Film Review: Reign of Assassins

A martial arts film that is simultaneously formulaic and original, Reign of Assassins (Jianyu) is finally released in the UK after a two and a half year wait.

I first saw this Chinese-Taiwanese production back in 2010 when I was on holiday in Malaysia, one of several Asian territories that was showing it at the time (perhaps because the leading lady, Michelle Yeoh, is Malaysian). My memories of the story got a bit fuzzy since then, however, so I had to watch the film again recently to refresh my memory. On second viewing, it doesn’t hold up quite as well as I had hoped, but there are still some genuine pleasures to be had.

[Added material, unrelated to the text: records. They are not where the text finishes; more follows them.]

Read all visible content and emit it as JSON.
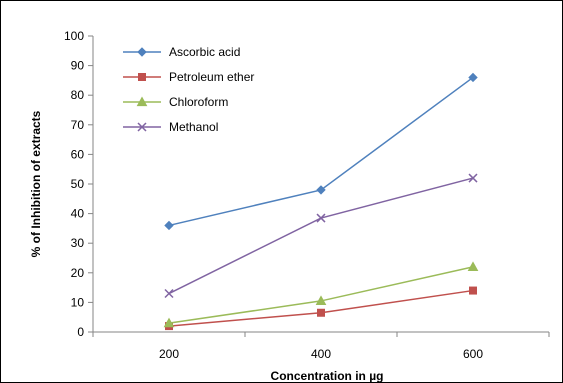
{
  "chart_data": {
    "type": "line",
    "title": "",
    "xlabel": "Concentration in µg",
    "ylabel": "% of Inhibition of extracts",
    "x": [
      "200",
      "400",
      "600"
    ],
    "ylim": [
      0,
      100
    ],
    "yticks": [
      0,
      10,
      20,
      30,
      40,
      50,
      60,
      70,
      80,
      90,
      100
    ],
    "grid": false,
    "legend_position": "top-left",
    "series": [
      {
        "name": "Ascorbic acid",
        "values": [
          36,
          48,
          86
        ],
        "color": "#4F81BD",
        "marker": "diamond"
      },
      {
        "name": "Petroleum ether",
        "values": [
          2,
          6.5,
          14
        ],
        "color": "#C0504D",
        "marker": "square"
      },
      {
        "name": "Chloroform",
        "values": [
          3,
          10.5,
          22
        ],
        "color": "#9BBB59",
        "marker": "triangle"
      },
      {
        "name": "Methanol",
        "values": [
          13,
          38.5,
          52
        ],
        "color": "#8064A2",
        "marker": "x"
      }
    ]
  }
}
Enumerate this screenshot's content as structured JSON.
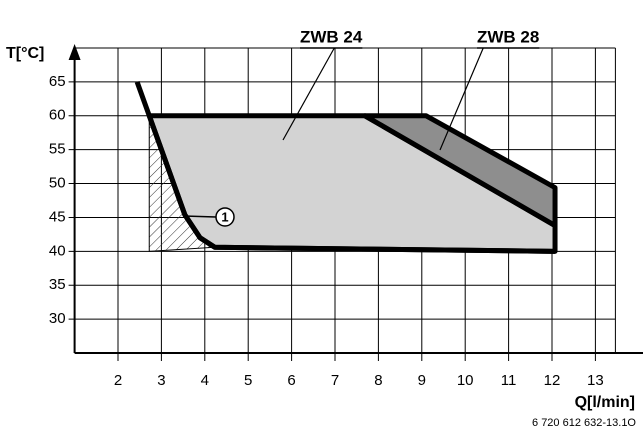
{
  "chart_data": {
    "type": "area",
    "y_label": "T[°C]",
    "x_label": "Q[l/min]",
    "footer": "6 720 612 632-13.1O",
    "xlim": [
      1,
      15
    ],
    "ylim": [
      25,
      70
    ],
    "xticks": [
      2,
      3,
      4,
      5,
      6,
      7,
      8,
      9,
      10,
      11,
      12,
      13
    ],
    "yticks": [
      30,
      35,
      40,
      45,
      50,
      55,
      60,
      65
    ],
    "grid": true,
    "series": [
      {
        "name": "ZWB 24",
        "color": "#d3d3d3",
        "x": [
          2.72,
          7.69,
          12.07,
          12.07,
          4.23,
          3.89,
          3.54
        ],
        "y": [
          60,
          60,
          43.8,
          40,
          40.6,
          42,
          45.4
        ]
      },
      {
        "name": "ZWB 28",
        "color": "#8e8e8e",
        "x": [
          7.69,
          9.1,
          12.07,
          12.07
        ],
        "y": [
          60,
          60,
          49.4,
          43.8
        ]
      }
    ],
    "hatched_area": {
      "x": [
        2.72,
        2.72,
        4.23,
        3.89,
        3.54
      ],
      "y": [
        60,
        40,
        40.6,
        42,
        45.4
      ]
    },
    "limit_curve": {
      "x": [
        2.44,
        3.54,
        3.89,
        4.23,
        12.07
      ],
      "y": [
        65,
        45.4,
        42,
        40.6,
        40
      ]
    },
    "annotation": "1"
  }
}
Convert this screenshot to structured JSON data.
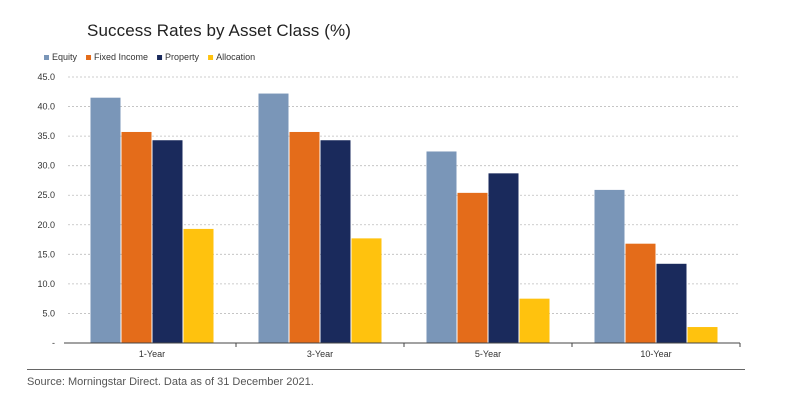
{
  "chart_data": {
    "type": "bar",
    "title": "Success Rates by Asset Class (%)",
    "xlabel": "",
    "ylabel": "",
    "categories": [
      "1-Year",
      "3-Year",
      "5-Year",
      "10-Year"
    ],
    "series": [
      {
        "name": "Equity",
        "color": "#7a96b8",
        "values": [
          41.5,
          42.2,
          32.4,
          25.9
        ]
      },
      {
        "name": "Fixed Income",
        "color": "#e46c1a",
        "values": [
          35.7,
          35.7,
          25.4,
          16.8
        ]
      },
      {
        "name": "Property",
        "color": "#1a2a5c",
        "values": [
          34.3,
          34.3,
          28.7,
          13.4
        ]
      },
      {
        "name": "Allocation",
        "color": "#ffc20e",
        "values": [
          19.3,
          17.7,
          7.5,
          2.7
        ]
      }
    ],
    "ylim": [
      0,
      45
    ],
    "yticks": [
      0,
      5,
      10,
      15,
      20,
      25,
      30,
      35,
      40,
      45
    ],
    "ytick_labels": [
      "-",
      "5.0",
      "10.0",
      "15.0",
      "20.0",
      "25.0",
      "30.0",
      "35.0",
      "40.0",
      "45.0"
    ],
    "grid": true,
    "legend": "top-left"
  },
  "source": "Source: Morningstar Direct. Data as of 31 December 2021."
}
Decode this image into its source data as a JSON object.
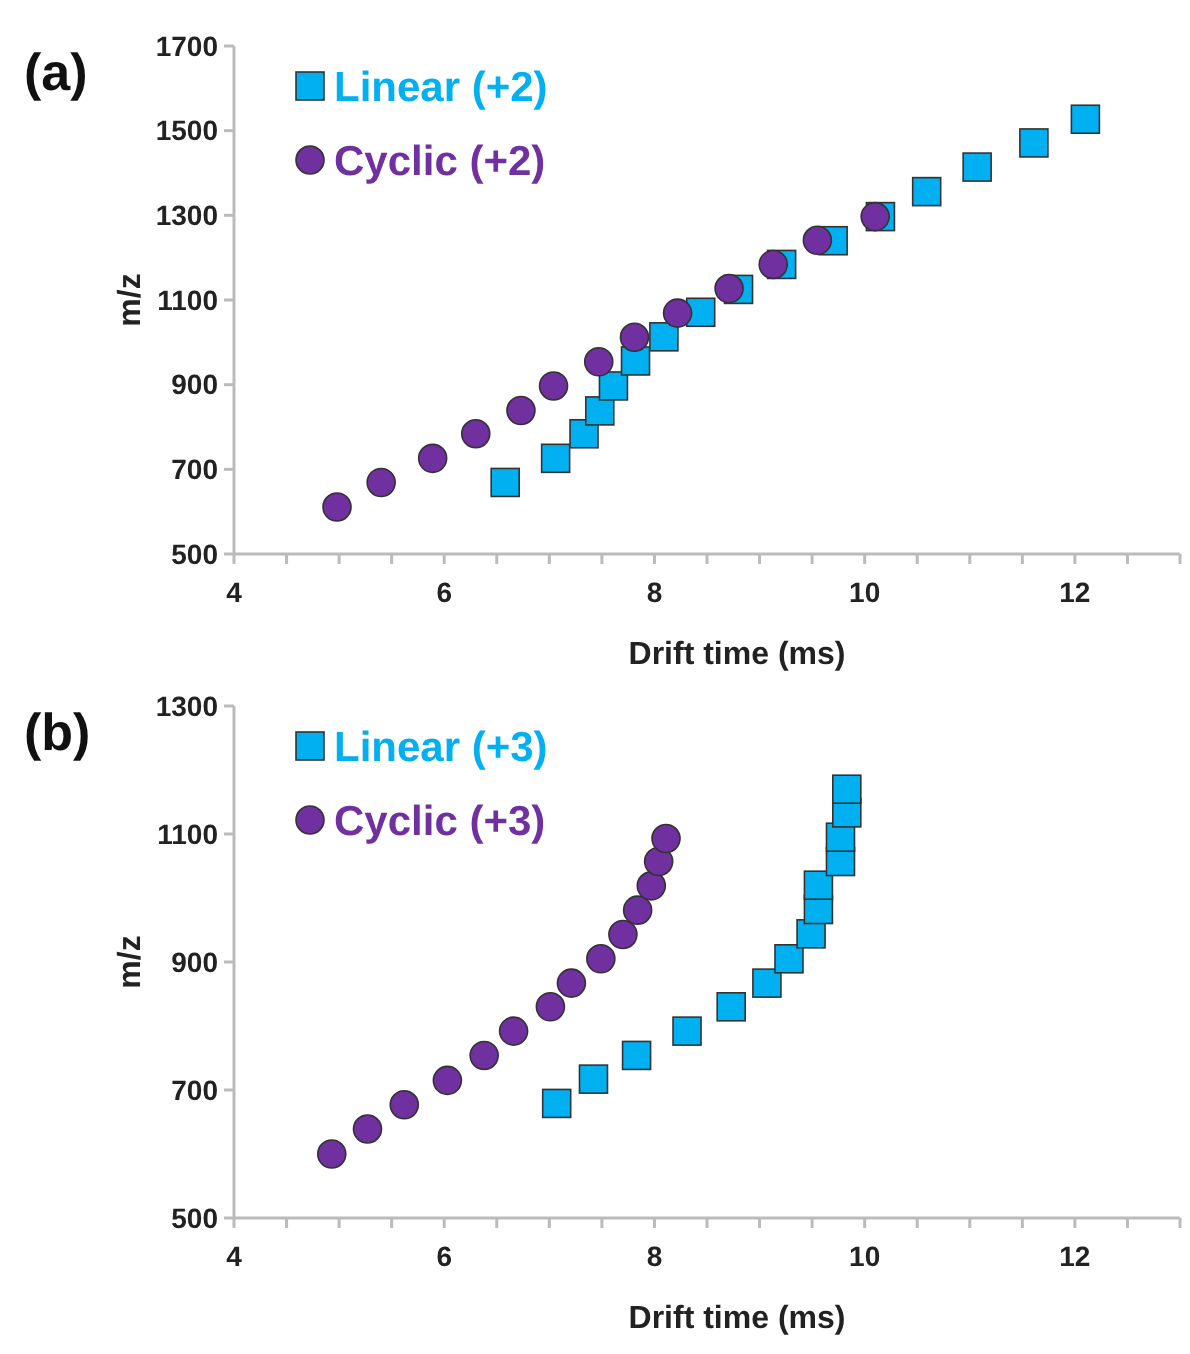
{
  "chart_data": [
    {
      "type": "scatter",
      "title": "(a)",
      "xlabel": "Drift time (ms)",
      "ylabel": "m/z",
      "xlim": [
        4,
        13
      ],
      "xticks": [
        4,
        {
          "value": 4.5,
          "label": null
        },
        6,
        {
          "value": 5,
          "label": null
        },
        {
          "value": 5.5,
          "label": null
        },
        {
          "value": 6.5,
          "label": null
        },
        {
          "value": 7,
          "label": null
        },
        {
          "value": 7.5,
          "label": null
        },
        8,
        {
          "value": 8.5,
          "label": null
        },
        {
          "value": 9,
          "label": null
        },
        {
          "value": 9.5,
          "label": null
        },
        10,
        {
          "value": 10.5,
          "label": null
        },
        {
          "value": 11,
          "label": null
        },
        {
          "value": 11.5,
          "label": null
        },
        12,
        {
          "value": 12.5,
          "label": null
        },
        {
          "value": 13,
          "label": null
        }
      ],
      "ylim": [
        500,
        1700
      ],
      "yticks": [
        500,
        700,
        900,
        1100,
        1300,
        1500,
        1700
      ],
      "legend": "top left",
      "grid": false,
      "series": [
        {
          "name": "Linear (+2)",
          "color": "#00b0f0",
          "marker": "square",
          "x": [
            6.58,
            7.06,
            7.33,
            7.48,
            7.61,
            7.82,
            8.09,
            8.44,
            8.8,
            9.21,
            9.7,
            10.15,
            10.59,
            11.07,
            11.61,
            12.1
          ],
          "values": [
            669,
            726,
            784,
            838,
            897,
            956,
            1013,
            1071,
            1125,
            1184,
            1240,
            1297,
            1356,
            1414,
            1471,
            1527
          ]
        },
        {
          "name": "Cyclic (+2)",
          "color": "#7030a0",
          "marker": "circle",
          "x": [
            4.98,
            5.4,
            5.89,
            6.3,
            6.73,
            7.04,
            7.47,
            7.81,
            8.22,
            8.71,
            9.13,
            9.55,
            10.1
          ],
          "values": [
            611,
            669,
            726,
            784,
            839,
            897,
            954,
            1012,
            1069,
            1127,
            1184,
            1241,
            1297
          ]
        }
      ]
    },
    {
      "type": "scatter",
      "title": "(b)",
      "xlabel": "Drift time (ms)",
      "ylabel": "m/z",
      "xlim": [
        4,
        13
      ],
      "xticks": [
        4,
        {
          "value": 4.5,
          "label": null
        },
        6,
        {
          "value": 5,
          "label": null
        },
        {
          "value": 5.5,
          "label": null
        },
        {
          "value": 6.5,
          "label": null
        },
        {
          "value": 7,
          "label": null
        },
        {
          "value": 7.5,
          "label": null
        },
        8,
        {
          "value": 8.5,
          "label": null
        },
        {
          "value": 9,
          "label": null
        },
        {
          "value": 9.5,
          "label": null
        },
        10,
        {
          "value": 10.5,
          "label": null
        },
        {
          "value": 11,
          "label": null
        },
        {
          "value": 11.5,
          "label": null
        },
        12,
        {
          "value": 12.5,
          "label": null
        },
        {
          "value": 13,
          "label": null
        }
      ],
      "ylim": [
        500,
        1300
      ],
      "yticks": [
        500,
        700,
        900,
        1100,
        1300
      ],
      "legend": "top left",
      "grid": false,
      "series": [
        {
          "name": "Linear (+3)",
          "color": "#00b0f0",
          "marker": "square",
          "x": [
            7.07,
            7.42,
            7.83,
            8.31,
            8.73,
            9.07,
            9.28,
            9.49,
            9.56,
            9.56,
            9.77,
            9.77,
            9.83,
            9.83
          ],
          "values": [
            679,
            717,
            754,
            792,
            830,
            867,
            905,
            944,
            982,
            1020,
            1057,
            1095,
            1133,
            1170
          ]
        },
        {
          "name": "Cyclic (+3)",
          "color": "#7030a0",
          "marker": "circle",
          "x": [
            4.93,
            5.27,
            5.62,
            6.03,
            6.38,
            6.66,
            7.01,
            7.21,
            7.49,
            7.7,
            7.84,
            7.97,
            8.04,
            8.11
          ],
          "values": [
            600,
            639,
            677,
            715,
            754,
            792,
            830,
            867,
            905,
            943,
            981,
            1019,
            1057,
            1093
          ]
        }
      ]
    }
  ]
}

Yeoh plays ‘Drizzle’, the most developed character, who used to be a trained assassin but now only wants to protect the remains of a former Buddhist monk, for reasons that are not always obvious. This leads to all sorts of entanglements with a group of assassins hell-bent on retrieving the body from her, one of whom is played by famous Korean actor Jung Woo-sung. Involving typical wuxia (martial art hero) plot tropes such as destiny, love, revenge, and secret identities and powers, it can be a bit cliché at times, but there are enough twists and turns to hold one’s interest.

The action scenes flow well, with choreography assisted by director John Woo (Face/Off, Red Cliff), who also seems to enjoy stories involving cosmetic surgery and false appearances. Thankfully light on CGI, though boasting some impressive wirework and swordfights reminiscent of Crouching Tiger, Hidden Dragon, this film harkens back to the Hong Kong martial arts classics of the 1970s and 80s without feeling too tired in the delivery. All of this adds up to a good choice for a rainy day at the theatre.